Salih Aruri, iki yıl önce Lübnan’a yerleşmesinden bugüne kadar Suriye ile ilişkilerini temel öncelik haline getirdi. Son aylarda da çok ciddi hareketlilikler oldu.
Bir Hamas lideri bu konuda şunları söyledi: Görüşmeler oldu; ama açık olmaması ve gayri resmi olması şartı koşuldu.
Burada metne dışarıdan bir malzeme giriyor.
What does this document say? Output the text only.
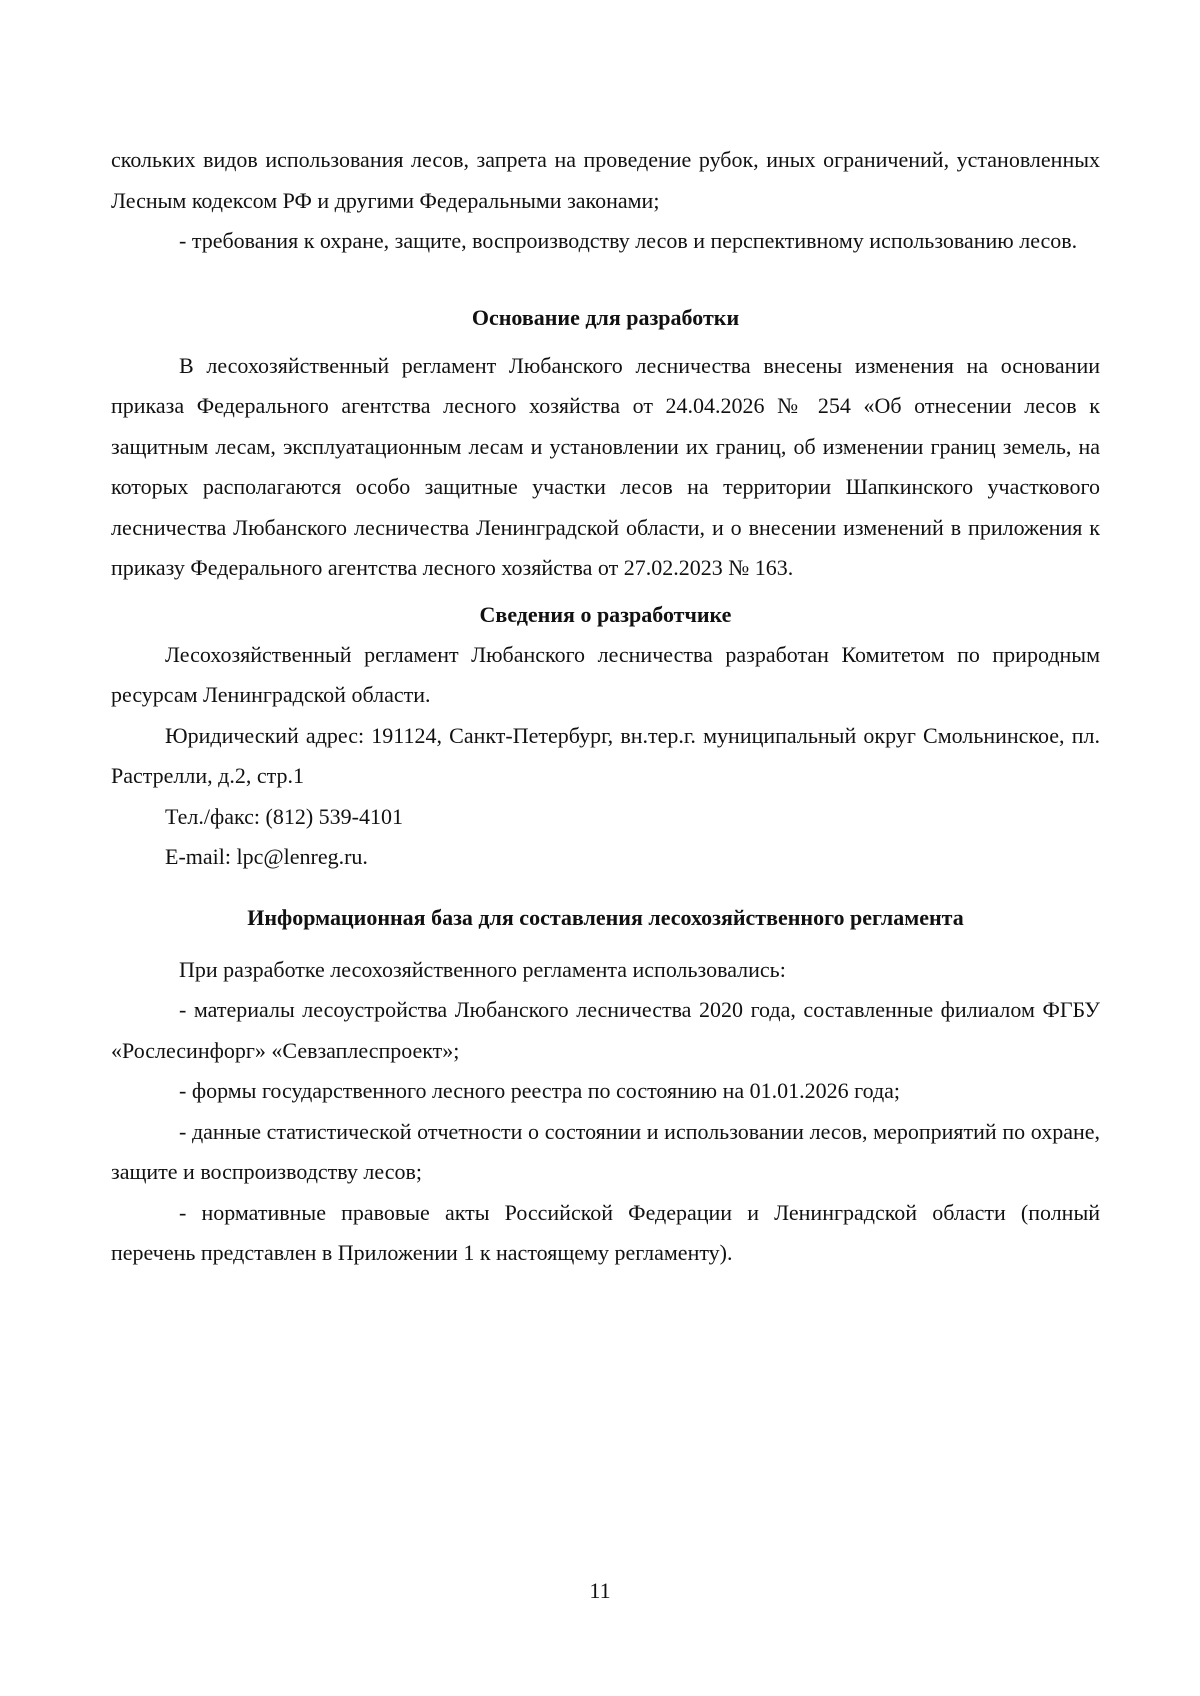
скольких видов использования лесов, запрета на проведение рубок, иных ограничений, установленных Лесным кодексом РФ и другими Федеральными законами;

- требования к охране, защите, воспроизводству лесов и перспективному использованию лесов.

Основание для разработки

В лесохозяйственный регламент Любанского лесничества внесены изменения на основании приказа Федерального агентства лесного хозяйства от 24.04.2026 № 254 «Об отнесении лесов к защитным лесам, эксплуатационным лесам и установлении их границ, об изменении границ земель, на которых располагаются особо защитные участки лесов на территории Шапкинского участкового лесничества Любанского лесничества Ленинградской области, и о внесении изменений в приложения к приказу Федерального агентства лесного хозяйства от 27.02.2023 № 163.

Сведения о разработчике

Лесохозяйственный регламент Любанского лесничества разработан Комитетом по природным ресурсам Ленинградской области.

Юридический адрес: 191124, Санкт-Петербург, вн.тер.г. муниципальный округ Смольнинское, пл. Растрелли, д.2, стр.1

Тел./факс: (812) 539-4101

E-mail: lpc@lenreg.ru.

Информационная база для составления лесохозяйственного регламента

При разработке лесохозяйственного регламента использовались:

- материалы лесоустройства Любанского лесничества 2020 года, составленные филиалом ФГБУ «Рослесинфорг» «Севзаплеспроект»;

- формы государственного лесного реестра по состоянию на 01.01.2026 года;

- данные статистической отчетности о состоянии и использовании лесов, мероприятий по охране, защите и воспроизводству лесов;

- нормативные правовые акты Российской Федерации и Ленинградской области (полный перечень представлен в Приложении 1 к настоящему регламенту).

11
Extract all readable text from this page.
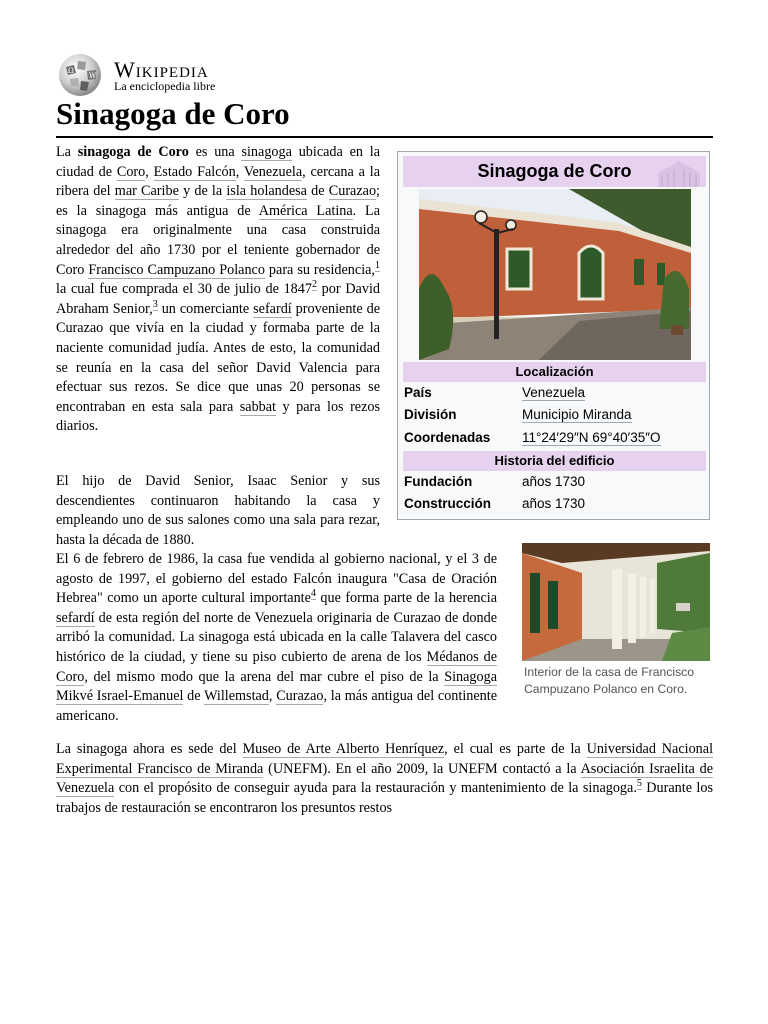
Ω
W Wikipedia
La enciclopedia libre
Sinagoga de Coro

La sinagoga de Coro es una sinagoga ubicada en la ciudad de Coro, Estado Falcón, Venezuela, cercana a la ribera del mar Caribe y de la isla holandesa de Curazao; es la sinagoga más antigua de América Latina. La sinagoga era originalmente una casa construida alrededor del año 1730 por el teniente gobernador de Coro Francisco Campuzano Polanco para su residencia,$^1$ la cual fue comprada el 30 de julio de 1847$^2$ por David Abraham Senior,$^3$ un comerciante sefardí proveniente de Curazao que vivía en la ciudad y formaba parte de la naciente comunidad judía. Antes de esto, la comunidad se reunía en la casa del señor David Valencia para efectuar sus rezos. Se dice que unas 20 personas se encontraban en esta sala para sabbat y para los rezos diarios.

El hijo de David Senior, Isaac Senior y sus descendientes continuaron habitando la casa y empleando uno de sus salones como una sala para rezar, hasta la década de 1880.

El 6 de febrero de 1986, la casa fue vendida al gobierno nacional, y el 3 de agosto de 1997, el gobierno del estado Falcón inaugura "Casa de Oración Hebrea" como un aporte cultural importante$^4$ que forma parte de la herencia sefardí de esta región del norte de Venezuela originaria de Curazao de donde arribó la comunidad. La sinagoga está ubicada en la calle Talavera del casco histórico de la ciudad, y tiene su piso cubierto de arena de los Médanos de Coro, del mismo modo que la arena del mar cubre el piso de la Sinagoga Mikvé Israel-Emanuel de Willemstad, Curazao, la más antigua del continente americano.

La sinagoga ahora es sede del Museo de Arte Alberto Henríquez, el cual es parte de la Universidad Nacional Experimental Francisco de Miranda (UNEFM). En el año 2009, la UNEFM contactó a la Asociación Israelita de Venezuela con el propósito de conseguir ayuda para la restauración y mantenimiento de la sinagoga.$^5$ Durante los trabajos de restauración se encontraron los presuntos restos

Sinagoga de Coro
Localización
País	Venezuela
División	Municipio Miranda
Coordenadas 11°24′29″N 69°40′35″O
Historia del edificio
Fundación	años 1730
Construcción años 1730
Interior de la casa de Francisco Campuzano Polanco en Coro.
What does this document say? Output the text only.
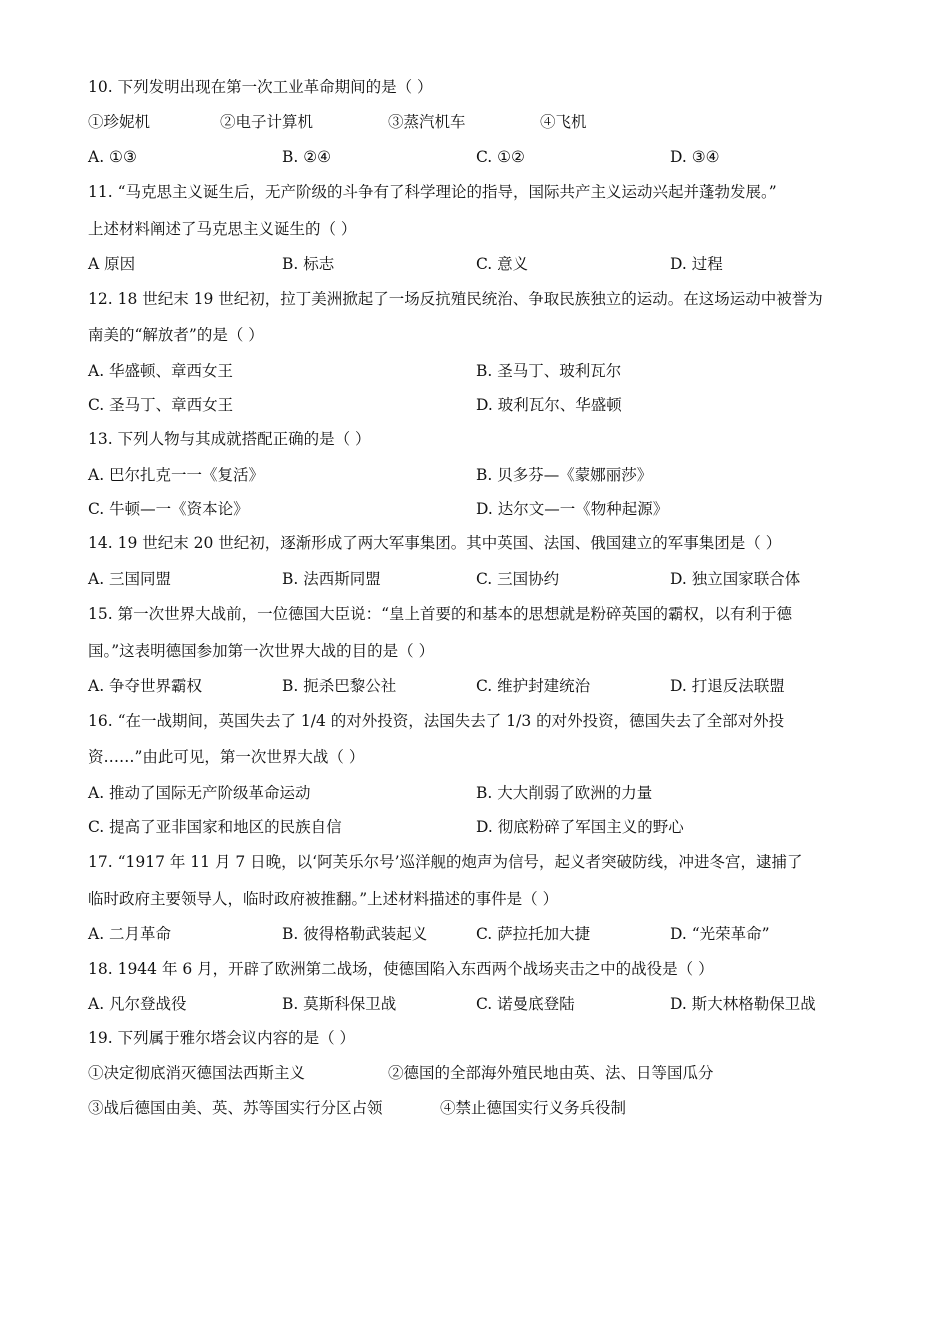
10. 下列发明出现在第一次工业革命期间的是（ ）
①珍妮机	②电子计算机	③蒸汽机车	④飞机
A. ①③	B. ②④	C. ①②	D. ③④
11. “马克思主义诞生后，无产阶级的斗争有了科学理论的指导，国际共产主义运动兴起并蓬勃发展。”
上述材料阐述了马克思主义诞生的（ ）
A 原因	B. 标志	C. 意义	D. 过程
12. 18 世纪末 19 世纪初，拉丁美洲掀起了一场反抗殖民统治、争取民族独立的运动。在这场运动中被誉为
南美的“解放者”的是（ ）
A. 华盛顿、章西女王	B. 圣马丁、玻利瓦尔
C. 圣马丁、章西女王	D. 玻利瓦尔、华盛顿
13. 下列人物与其成就搭配正确的是（ ）
A. 巴尔扎克一一《复活》	B. 贝多芬—《蒙娜丽莎》
C. 牛顿—一《资本论》	D. 达尔文—一《物种起源》
14. 19 世纪末 20 世纪初，逐渐形成了两大军事集团。其中英国、法国、俄国建立的军事集团是（ ）
A. 三国同盟	B. 法西斯同盟	C. 三国协约	D. 独立国家联合体
15. 第一次世界大战前，一位德国大臣说：“皇上首要的和基本的思想就是粉碎英国的霸权，以有利于德
国。”这表明德国参加第一次世界大战的目的是（ ）
A. 争夺世界霸权	B. 扼杀巴黎公社	C. 维护封建统治	D. 打退反法联盟
16. “在一战期间，英国失去了 1/4 的对外投资，法国失去了 1/3 的对外投资，德国失去了全部对外投
资……”由此可见，第一次世界大战（ ）
A. 推动了国际无产阶级革命运动	B. 大大削弱了欧洲的力量
C. 提高了亚非国家和地区的民族自信	D. 彻底粉碎了军国主义的野心
17. “1917 年 11 月 7 日晚，以‘阿芙乐尔号’巡洋舰的炮声为信号，起义者突破防线，冲进冬宫，逮捕了
临时政府主要领导人，临时政府被推翻。”上述材料描述的事件是（ ）
A. 二月革命	B. 彼得格勒武装起义	C. 萨拉托加大捷	D. “光荣革命”
18. 1944 年 6 月，开辟了欧洲第二战场，使德国陷入东西两个战场夹击之中的战役是（ ）
A. 凡尔登战役	B. 莫斯科保卫战	C. 诺曼底登陆	D. 斯大林格勒保卫战
19. 下列属于雅尔塔会议内容的是（ ）
①决定彻底消灭德国法西斯主义	②德国的全部海外殖民地由英、法、日等国瓜分
③战后德国由美、英、苏等国实行分区占领	④禁止德国实行义务兵役制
Suriye tarafı, bu görüşmelerde serzenişlerde bulundu.
Kasım Süleymani ve Nasrullah’ın arabuluculuğuyla İsmail Heniye’nin Şam ziyareti konusunda anlaşma sağlandı
El Ahbar gazetesi, Hamas’ın İran ve Hizbullah’ın arabuluculuğu ile Şam’a yakınlaşma çabalarına dair şunları bildirdi:
Bu görüşmeler, İran Devrim Muhafızları Ordusu Kudüs Gücü Komutanı General Kasım Süleymani ve Hizbullah Genel Sekreteri Seyyid Hasan Nasrullah’ın Suriye Cumhurbaşkanı Beşşar Esed nezdinde yaptıkları doğrudan temaslar sonucu gerçekleşti ve Hamas Siyasi Büro Başkanı İsmail Heniye’nin gelecekte Şam’ı ziyaret etmesi konusunda da mutabakata varıldı. Bazı Hamas liderlerinin Tahran’da yaptıkları görüşmelerden sonra İran, Hamas’ın Suriye konusundaki tutumunu tamamen gözden geçirdiğini, artık Direniş Ekseni’ninde Amerika’nın bölgedeki komplolarına karşı birlik olmaya ihtiyaç olduğunu açıkladı.
El Ahbar haberinin sonunda şunları belirtti: Birçok çevre ilişkilerin eski düzeye gelmesini çok uzak bir ihtimal olarak görse de Hamas, şu anda ilişkilerin eski şekline döndürülmesinin sağlanması aşamasına geçilmesini bekliyor.
Hamas’ın üst düzey liderlerinden İsmail Rıdvan, konuyla ilgili olarak “Hamas, Suriye’nin Filistin’i destekleyen hayati rolünü yeniden kazanması konusunda ısrarcıdır. Suriye her zaman Filistin’in destekçisi ve işgalcilere karşı direniş için bir kucak olmuştur” dedi.